The presidential elections are not the ultimate test for AKP’s continuity. If Erdogan becomes president, many believe that without him leading the party, AKP will no longer have popular support and may lose in the next parliamentary elections. Erdogan is seen as the pillar of AKP with most of party's support founded on Erdogan's popularity and charisma.

According to Balci, the build-up to the next elections will reveal the true weakness of the AKP. He expects that fresh leaders and parties, including the possibility of a new right-wing party led by Gul himself, will emerge and gain wide support.

On the other hand, Ulutas maintains that although there is a variety of opinions within AKP, with some members more akin to Gul’s approach, a divergence is an impossible scenario. Supporters of AKP believe its members and constituencies are a united force, and do not envision Gul having an interest or strong base in leading a new party away from the existing AKP.

Among the main constituencies supporting the AKP in recent elections is the Kurdish population. Compared to previous governments, Erdogan has taken considerable strides towards the inclusion of minorities in the Turkish community. He launched a democratisation process with the Kurds in September 2013, offering the Kurdish Workers Party (PKK) and the Kurdish Movement new reforms. He also recently delivered a historical address dedicating an apology to the Armenian minority for the 1915 massacre. 

An alternative to AKP must be able to incorporate minorities into its agenda, the way AKP has done with the Kurds.
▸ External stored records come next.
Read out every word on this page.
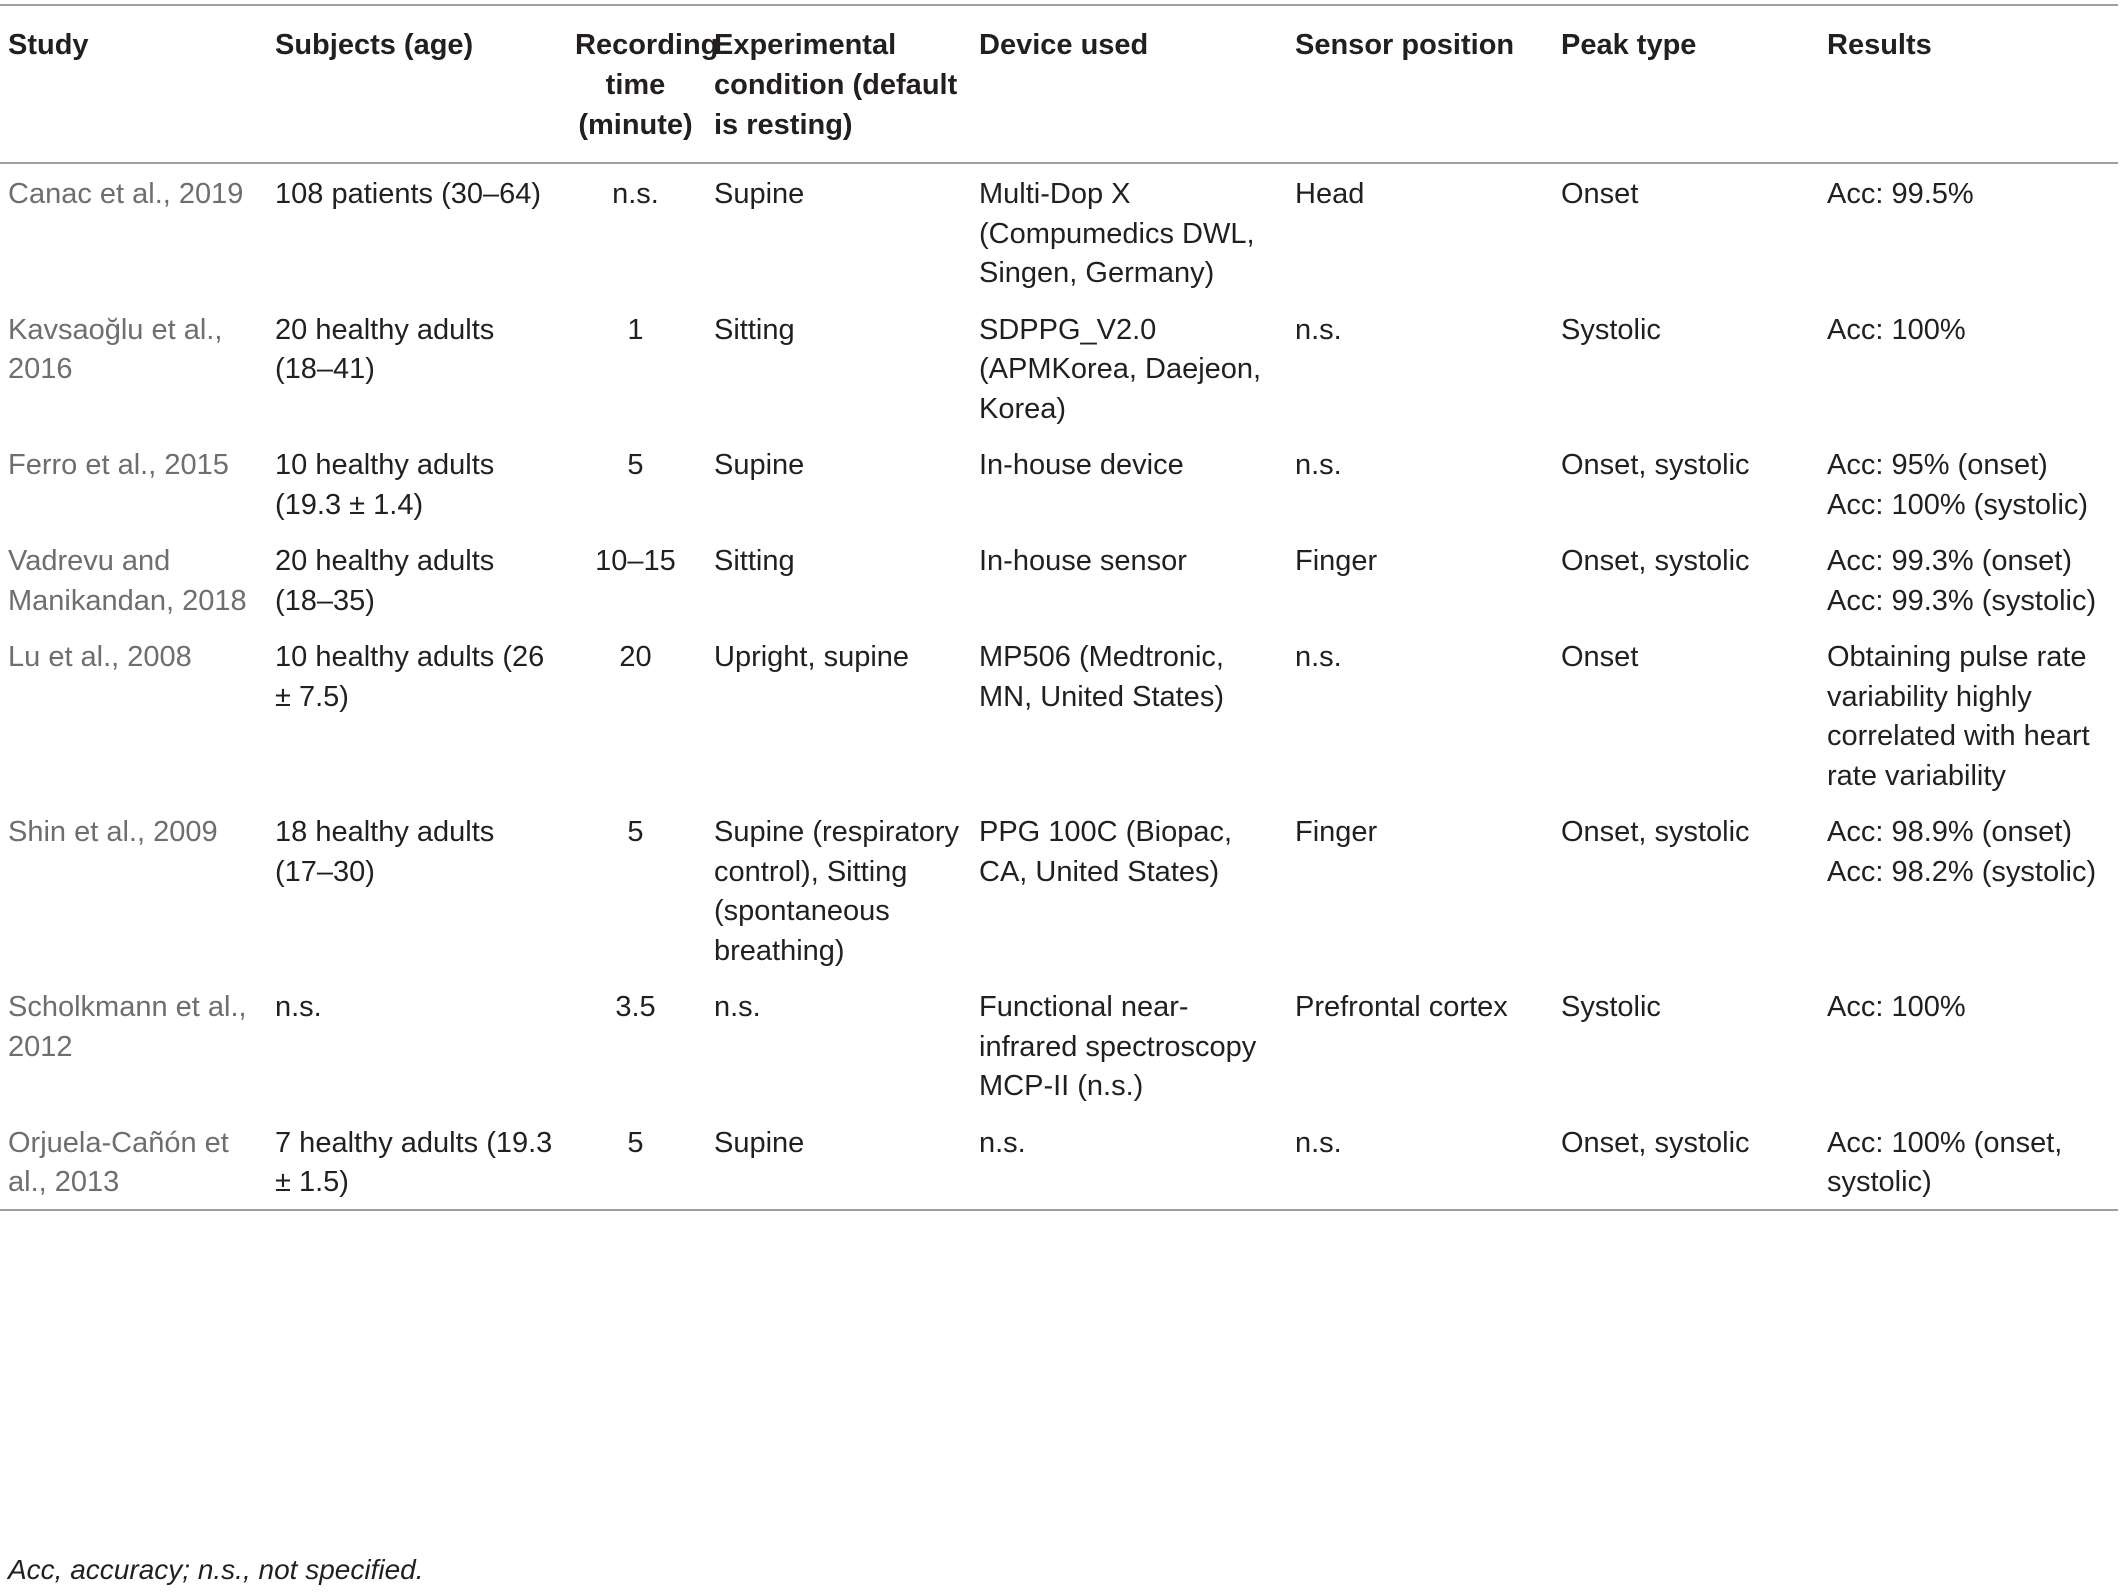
Study	Subjects (age)	Recording time (minute)	Experimental condition (default is resting)	Device used	Sensor position	Peak type	Results
Canac et al., 2019	108 patients (30–64)	n.s.	Supine	Multi-Dop X (Compumedics DWL, Singen, Germany)	Head	Onset	Acc: 99.5%

Kavsaoğlu et al., 2016	20 healthy adults (18–41)	1	Sitting	SDPPG_V2.0 (APMKorea, Daejeon, Korea)	n.s.	Systolic	Acc: 100%

Ferro et al., 2015	10 healthy adults (19.3 ± 1.4)	5	Supine	In-house device	n.s.	Onset, systolic	Acc: 95% (onset)
Acc: 100% (systolic)

Vadrevu and Manikandan, 2018	20 healthy adults (18–35)	10–15	Sitting	In-house sensor	Finger	Onset, systolic	Acc: 99.3% (onset)
Acc: 99.3% (systolic)

Lu et al., 2008	10 healthy adults (26 ± 7.5)	20	Upright, supine	MP506 (Medtronic, MN, United States)	n.s.	Onset	Obtaining pulse rate variability highly correlated with heart rate variability

Shin et al., 2009	18 healthy adults (17–30)	5	Supine (respiratory control), Sitting (spontaneous breathing)	PPG 100C (Biopac, CA, United States)	Finger	Onset, systolic	Acc: 98.9% (onset)
Acc: 98.2% (systolic)

Scholkmann et al., 2012	n.s.	3.5	n.s.	Functional near-infrared spectroscopy MCP-II (n.s.)	Prefrontal cortex	Systolic	Acc: 100%

Orjuela-Cañón et al., 2013	7 healthy adults (19.3 ± 1.5)	5	Supine	n.s.	n.s.	Onset, systolic	Acc: 100% (onset, systolic)
Acc, accuracy; n.s., not specified.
It is therefore only a new right-wing, non-nationalist party that may have a chance at replacing the current government, said Balci. 

Oktem argues that “the AKP is on a political downward and will lose its support base as soon as the economy begins to unravel", while Balci believes that the Hizmet movement will have an important role to play in the next phase. He sees the Hizmet will influence voting results in the long run through educating the grassroots about civil rights, which will eventually increase opposition to Erdogan or other Turkish leaders perceived as authoritarian.

While a political alternative may be in the waiting for Turkey's current government, the June 2015 parliamentary elections will show the reality of these speculations. For the time being, Erdogan as the most likely Turkish president, will have to prepare his party for a new phase in Turkish politics. High on that phase’s internal agenda will be pacifying the opposition, while externally reflecting the rule of law, freedom for the media and the provision of civil liberties will be vital to maintaining Turkey's economic growth and international standing.